The website The Maritime Executive has a story up about an apparently successful bid by Russia to scramble GPS signals in the Black Sea–for reasons unknown:
An apparent mass and blatant, GPS spoofing attack involving over 20 vessels in the Black Sea last month has navigation experts and maritime executives scratching their heads.
The event first came to public notice via a relatively innocuous safety alert from the U.S. Maritime Administration:
“A maritime incident has been reported in the Black Sea in the vicinity of position 44-15.7N, 037-32.9E on June 22, 2017 at 0710 GMT. This incident has not been confirmed. The nature of the incident is reported as GPS interference. Exercise caution when transiting this area.”
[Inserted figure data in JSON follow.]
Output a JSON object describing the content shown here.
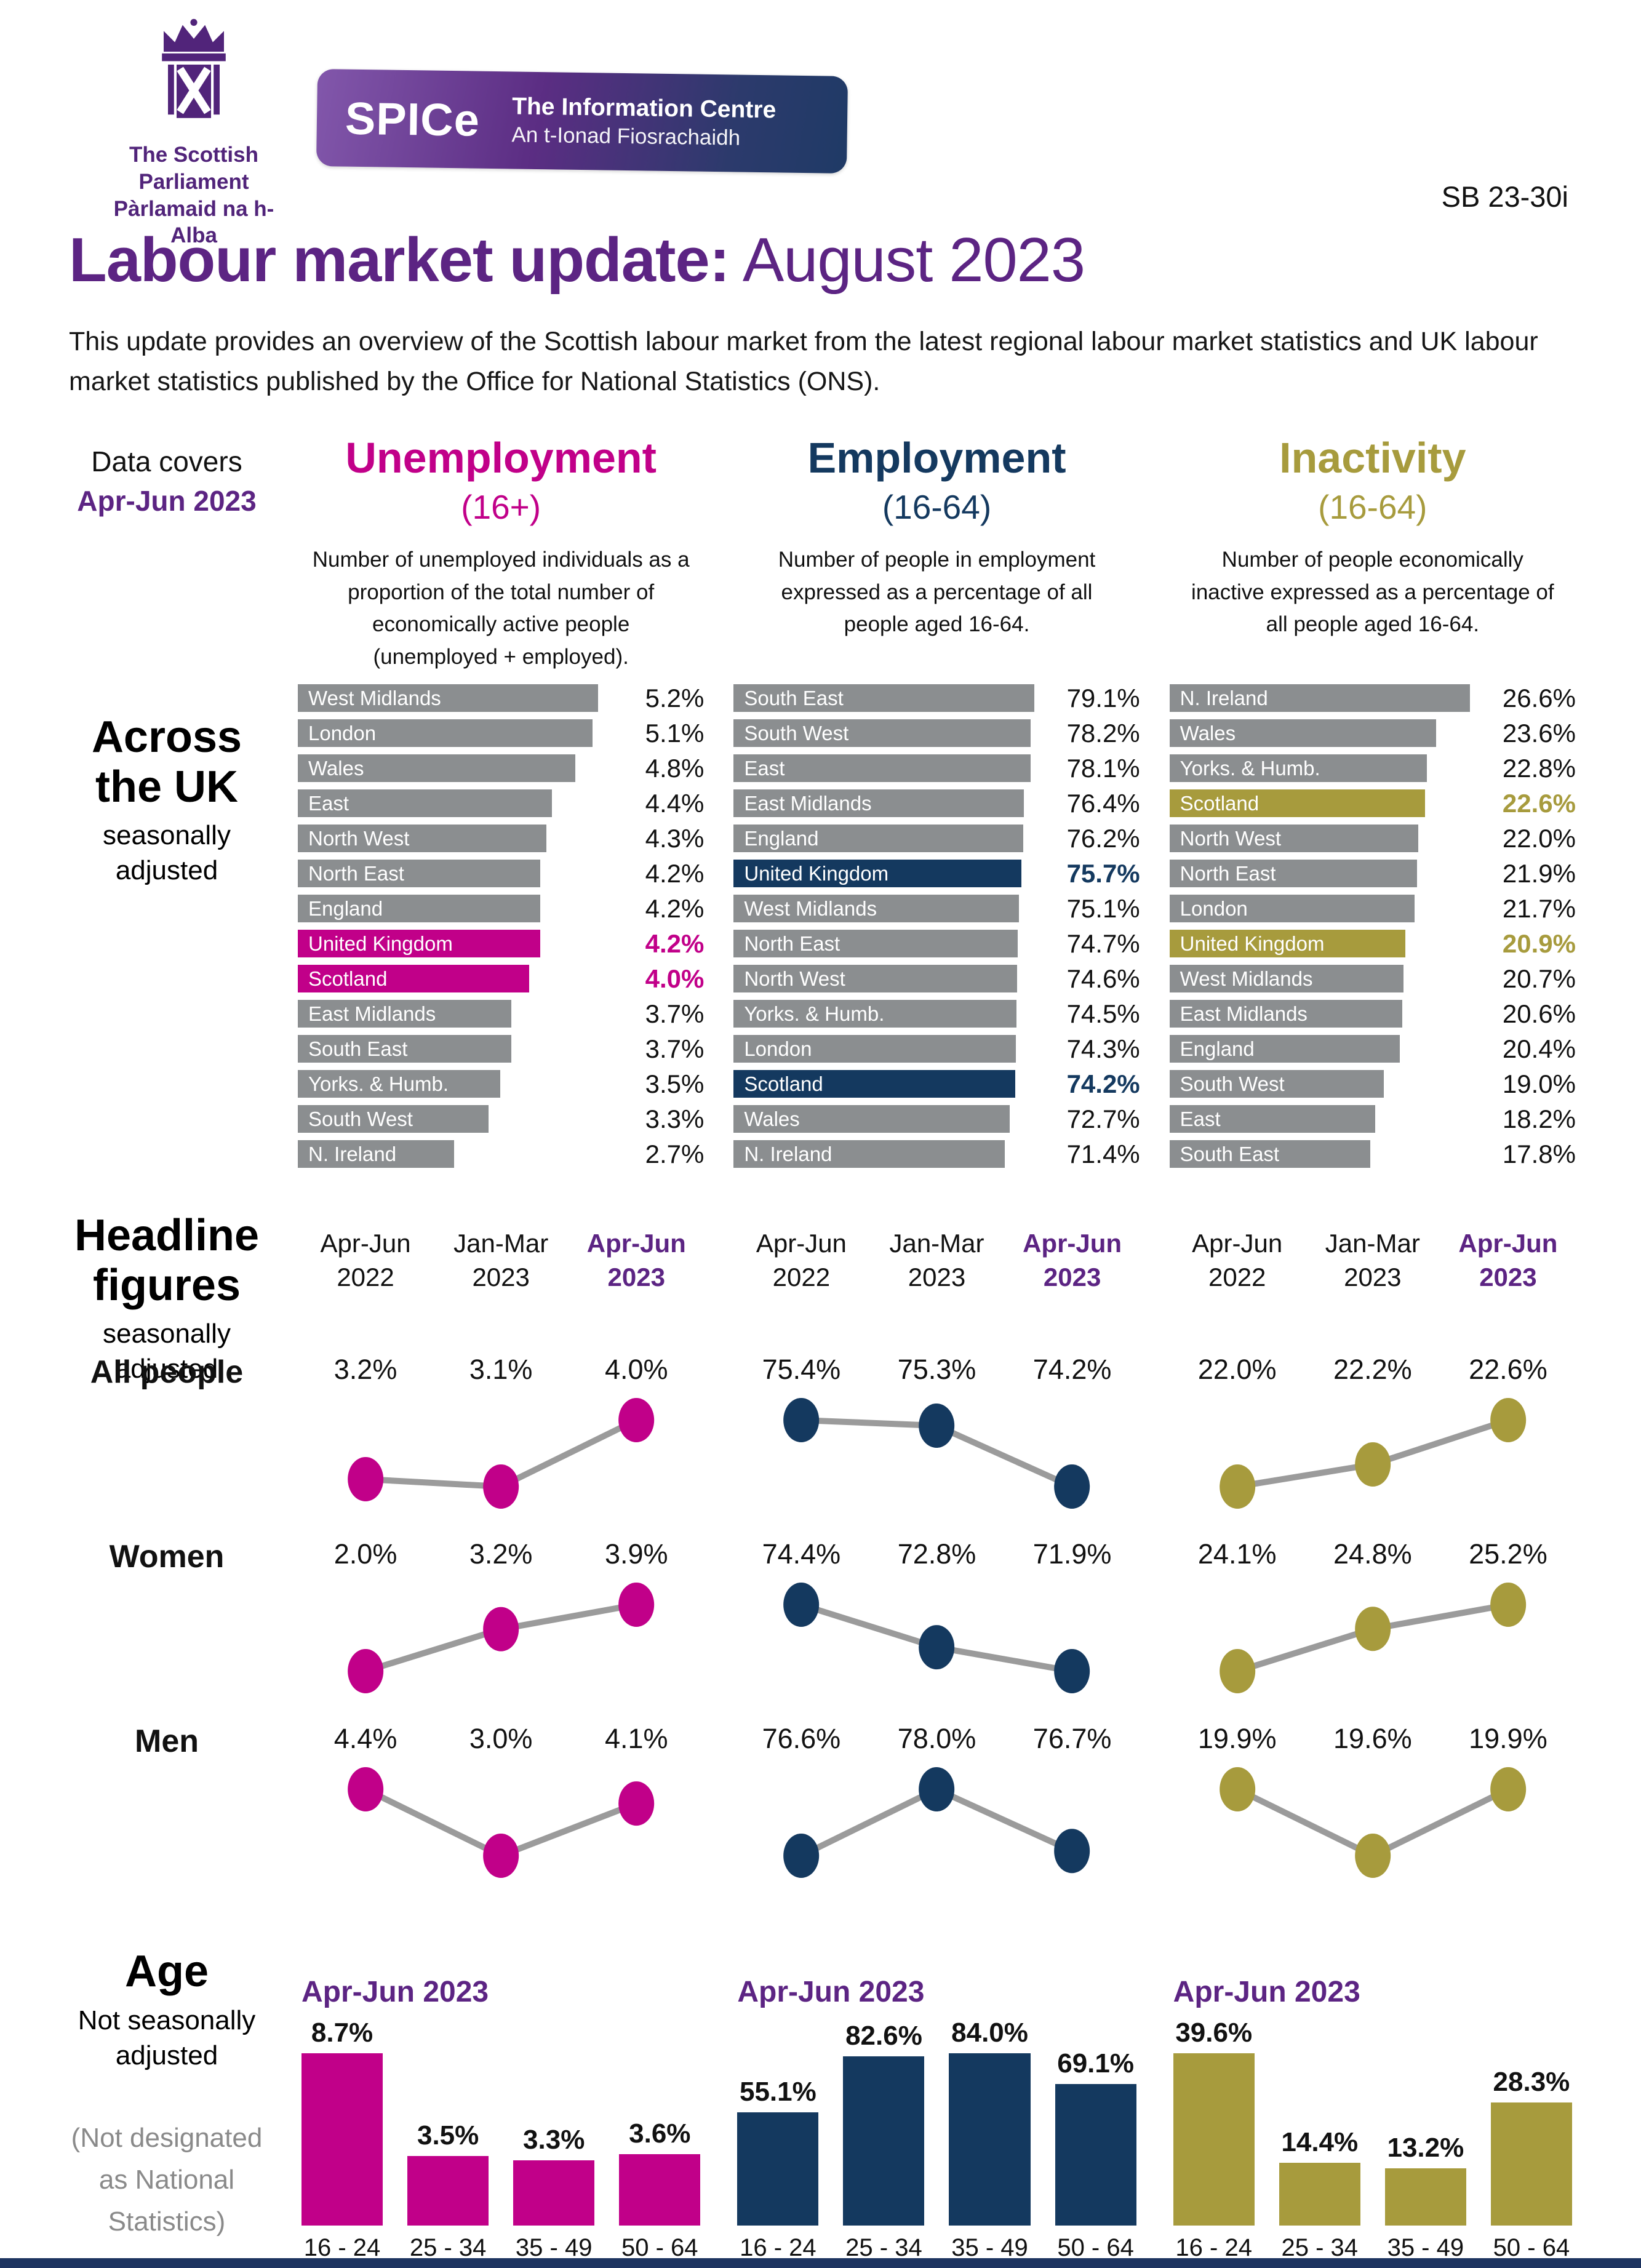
{
  "header": {
    "logo_line1": "The Scottish Parliament",
    "logo_line2": "Pàrlamaid na h-Alba",
    "spice_acronym": "SPICe",
    "spice_name": "The Information Centre",
    "spice_name_gaelic": "An t-Ionad Fiosrachaidh",
    "ref": "SB 23-30i"
  },
  "title": {
    "bold": "Labour market update:",
    "light": " August 2023"
  },
  "intro": "This update provides an overview of the Scottish labour market from the latest regional labour market statistics and UK labour market statistics published by the Office for National Statistics (ONS).",
  "data_covers": {
    "label": "Data covers",
    "period": "Apr-Jun 2023"
  },
  "metrics": [
    {
      "title": "Unemployment",
      "age_range": "(16+)",
      "description": "Number of unemployed individuals as a proportion of the total number of economically active people (unemployed + employed).",
      "color": "#C10089"
    },
    {
      "title": "Employment",
      "age_range": "(16-64)",
      "description": "Number of people in employment expressed as a percentage of all people aged 16-64.",
      "color": "#14395F"
    },
    {
      "title": "Inactivity",
      "age_range": "(16-64)",
      "description": "Number of people economically inactive expressed as a percentage of all people aged 16-64.",
      "color": "#A79B3D"
    }
  ],
  "sections": {
    "across_uk": {
      "heading_line1": "Across",
      "heading_line2": "the UK",
      "subheading": "seasonally adjusted"
    },
    "headline": {
      "heading_line1": "Headline",
      "heading_line2": "figures",
      "subheading": "seasonally adjusted",
      "row_labels": [
        "All people",
        "Women",
        "Men"
      ]
    },
    "age": {
      "heading": "Age",
      "subheading": "Not seasonally adjusted",
      "note": "(Not designated as National Statistics)"
    }
  },
  "chart_data": [
    {
      "id": "uk-unemployment",
      "type": "bar",
      "orientation": "horizontal",
      "title": "Unemployment (16+) across the UK, seasonally adjusted",
      "unit": "%",
      "color": "#C10089",
      "bar_color": "#8B8E90",
      "categories": [
        "West Midlands",
        "London",
        "Wales",
        "East",
        "North West",
        "North East",
        "England",
        "United Kingdom",
        "Scotland",
        "East Midlands",
        "South East",
        "Yorks. & Humb.",
        "South West",
        "N. Ireland"
      ],
      "values": [
        5.2,
        5.1,
        4.8,
        4.4,
        4.3,
        4.2,
        4.2,
        4.2,
        4.0,
        3.7,
        3.7,
        3.5,
        3.3,
        2.7
      ],
      "highlight": [
        "United Kingdom",
        "Scotland"
      ]
    },
    {
      "id": "uk-employment",
      "type": "bar",
      "orientation": "horizontal",
      "title": "Employment (16-64) across the UK, seasonally adjusted",
      "unit": "%",
      "color": "#14395F",
      "bar_color": "#8B8E90",
      "categories": [
        "South East",
        "South West",
        "East",
        "East Midlands",
        "England",
        "United Kingdom",
        "West Midlands",
        "North East",
        "North West",
        "Yorks. & Humb.",
        "London",
        "Scotland",
        "Wales",
        "N. Ireland"
      ],
      "values": [
        79.1,
        78.2,
        78.1,
        76.4,
        76.2,
        75.7,
        75.1,
        74.7,
        74.6,
        74.5,
        74.3,
        74.2,
        72.7,
        71.4
      ],
      "highlight": [
        "United Kingdom",
        "Scotland"
      ]
    },
    {
      "id": "uk-inactivity",
      "type": "bar",
      "orientation": "horizontal",
      "title": "Inactivity (16-64) across the UK, seasonally adjusted",
      "unit": "%",
      "color": "#A79B3D",
      "bar_color": "#8B8E90",
      "categories": [
        "N. Ireland",
        "Wales",
        "Yorks. & Humb.",
        "Scotland",
        "North West",
        "North East",
        "London",
        "United Kingdom",
        "West Midlands",
        "East Midlands",
        "England",
        "South West",
        "East",
        "South East"
      ],
      "values": [
        26.6,
        23.6,
        22.8,
        22.6,
        22.0,
        21.9,
        21.7,
        20.9,
        20.7,
        20.6,
        20.4,
        19.0,
        18.2,
        17.8
      ],
      "highlight": [
        "Scotland",
        "United Kingdom"
      ]
    },
    {
      "id": "headline-unemployment",
      "type": "line",
      "unit": "%",
      "color": "#C10089",
      "x": [
        "Apr-Jun 2022",
        "Jan-Mar 2023",
        "Apr-Jun 2023"
      ],
      "series": [
        {
          "name": "All people",
          "values": [
            3.2,
            3.1,
            4.0
          ]
        },
        {
          "name": "Women",
          "values": [
            2.0,
            3.2,
            3.9
          ]
        },
        {
          "name": "Men",
          "values": [
            4.4,
            3.0,
            4.1
          ]
        }
      ]
    },
    {
      "id": "headline-employment",
      "type": "line",
      "unit": "%",
      "color": "#14395F",
      "x": [
        "Apr-Jun 2022",
        "Jan-Mar 2023",
        "Apr-Jun 2023"
      ],
      "series": [
        {
          "name": "All people",
          "values": [
            75.4,
            75.3,
            74.2
          ]
        },
        {
          "name": "Women",
          "values": [
            74.4,
            72.8,
            71.9
          ]
        },
        {
          "name": "Men",
          "values": [
            76.6,
            78.0,
            76.7
          ]
        }
      ]
    },
    {
      "id": "headline-inactivity",
      "type": "line",
      "unit": "%",
      "color": "#A79B3D",
      "x": [
        "Apr-Jun 2022",
        "Jan-Mar 2023",
        "Apr-Jun 2023"
      ],
      "series": [
        {
          "name": "All people",
          "values": [
            22.0,
            22.2,
            22.6
          ]
        },
        {
          "name": "Women",
          "values": [
            24.1,
            24.8,
            25.2
          ]
        },
        {
          "name": "Men",
          "values": [
            19.9,
            19.6,
            19.9
          ]
        }
      ]
    },
    {
      "id": "age-unemployment",
      "type": "bar",
      "title": "Apr-Jun 2023",
      "unit": "%",
      "color": "#C10089",
      "categories": [
        "16 - 24",
        "25 - 34",
        "35 - 49",
        "50 - 64"
      ],
      "values": [
        8.7,
        3.5,
        3.3,
        3.6
      ]
    },
    {
      "id": "age-employment",
      "type": "bar",
      "title": "Apr-Jun 2023",
      "unit": "%",
      "color": "#14395F",
      "categories": [
        "16 - 24",
        "25 - 34",
        "35 - 49",
        "50 - 64"
      ],
      "values": [
        55.1,
        82.6,
        84.0,
        69.1
      ]
    },
    {
      "id": "age-inactivity",
      "type": "bar",
      "title": "Apr-Jun 2023",
      "unit": "%",
      "color": "#A79B3D",
      "categories": [
        "16 - 24",
        "25 - 34",
        "35 - 49",
        "50 - 64"
      ],
      "values": [
        39.6,
        14.4,
        13.2,
        28.3
      ]
    }
  ],
  "colors": {
    "purple": "#5C2483",
    "bar_gray": "#8B8E90",
    "line_gray": "#9B9B9B",
    "footer": "#1D3460"
  }
}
But the backstory is way more interesting and disturbing. On June 22 a vessel reported to the U.S. Coast Guard Navigation Center:
“GPS equipment unable to obtain GPS signal intermittently since nearing coast of Novorossiysk, Russia. Now displays HDOP 0.8 accuracy within 100m, but given location is actually 25 nautical miles off; GPS display…”
After confirming that there were no anomalies with GPS signals, space weather or tests on-going, the Coast Guard advised the master that GPS accuracy in his area should be three meters and advised him to check his software updates.
The master replied:
“Thank you for your below answer, nevertheless I confirm my GPS equipment is fine.
“We run self test few times and all is working good.
“I confirm all ships in the area (more than 20 ships) have the same problem.”
The article goes on to describe further details of the incident, and to note that hundreds of thousands of cell phone towers in Russia are equipped with GPS jamming devices as a defense against US missiles–and also that Russia has previously jammed GPS signals in Russia and in Ukraine.
Point being, we should not underestimate Russia’s capabilities when it comes to spoofing satellite signals.